Monday, September 27, 2010
Rain, at last!
On NPR's Morning Edition this morning, former Congressman Lee Hamilton told the story of a fellow congressman who said: "When I first came to Congress, I wanted to save the world. After a few years I decided to save the U.S. Later on, I just wanted to save Indiana." Finally, at the end of his career, the Congressman settled on the idea of saving the Indiana Dunes. It's a great interview btw, well worth a listen.
I used to want to fix things. Not just some things, I mean I wanted to fix everything. I wanted to heal everyone. I used to think I knew what was needed, what to do next, in any number of situations. I was absolutely certain I knew what was right. If only I were Queen of the World, I used to say.
As the years passed, my conviction in my infallibility softened, then melted, and has at last totally evaporated. Thank God. Letting go of the majority of my tendency towards being controlling has opened my mind and heart, made me a lot more humble than I once was. What a relief! Living in a mysterious world that unfolds according to rules I am not capable of understanding is a much more interesting experience than the world in which I knew what to do next, what everyone else needed to do or say. Oh yeah!
Sometimes I lapse into a controlling mindset, though not as often as in the past. Just recently I've begun to understand that the sturm und drang of it all - the struggling that people do in their marriages, raising kids, in work and retirement, even with their health - is all grist for the mill. Life has stuff, it always has and it always will.
Of course we try to avoid the stuff, try to resolve stuff - because encountering the marvels and perils of human experience is often very uncomfortable, sometimes downright painful. When trouble crops up, I don't know anyone who doesn't ask him/herself, "Why did this happen? Where did I go wrong? What was my mistake?"
I'm not saying it's a bad idea to try to figure out what leads us into uncomfortable situations, should say.
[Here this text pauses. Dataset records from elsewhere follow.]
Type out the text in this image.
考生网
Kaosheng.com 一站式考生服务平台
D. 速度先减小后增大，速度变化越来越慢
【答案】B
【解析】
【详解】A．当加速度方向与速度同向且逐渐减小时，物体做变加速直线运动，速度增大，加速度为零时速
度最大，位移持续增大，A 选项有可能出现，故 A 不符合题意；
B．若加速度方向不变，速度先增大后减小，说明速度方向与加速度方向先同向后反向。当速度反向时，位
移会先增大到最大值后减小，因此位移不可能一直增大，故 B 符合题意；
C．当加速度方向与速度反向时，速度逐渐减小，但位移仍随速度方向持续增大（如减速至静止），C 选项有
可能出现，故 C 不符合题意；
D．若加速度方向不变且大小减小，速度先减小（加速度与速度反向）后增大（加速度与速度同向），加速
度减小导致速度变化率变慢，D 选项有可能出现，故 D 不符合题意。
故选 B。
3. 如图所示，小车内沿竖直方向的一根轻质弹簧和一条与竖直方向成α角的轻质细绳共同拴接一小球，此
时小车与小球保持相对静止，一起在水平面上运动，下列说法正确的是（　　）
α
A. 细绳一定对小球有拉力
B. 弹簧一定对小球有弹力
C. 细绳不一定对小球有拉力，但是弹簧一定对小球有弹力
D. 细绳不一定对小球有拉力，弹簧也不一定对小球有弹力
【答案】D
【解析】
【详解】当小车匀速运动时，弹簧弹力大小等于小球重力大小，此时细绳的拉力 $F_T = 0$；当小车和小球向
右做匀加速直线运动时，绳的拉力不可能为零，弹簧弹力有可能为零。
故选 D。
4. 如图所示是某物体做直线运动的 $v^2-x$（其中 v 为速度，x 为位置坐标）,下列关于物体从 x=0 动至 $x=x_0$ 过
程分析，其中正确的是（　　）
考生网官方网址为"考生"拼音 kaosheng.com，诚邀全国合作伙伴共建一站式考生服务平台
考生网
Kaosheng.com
Wisdom is hard-won, hard-earned. Wisdom is available to every one of us, through the experience of divorce, loss, illness, injury, dangerous situations. Is it possible that things don't need fixing? I heard some sad stories at work yesterday, big changes in the lives of clients I've known for a long time. I don't know how to fix what's troubling them, but my heart is with them as they move through these defining moments. May they be well guided, may each of them discover how powerful, strong and loving they can be. And all of you, too! Shalom.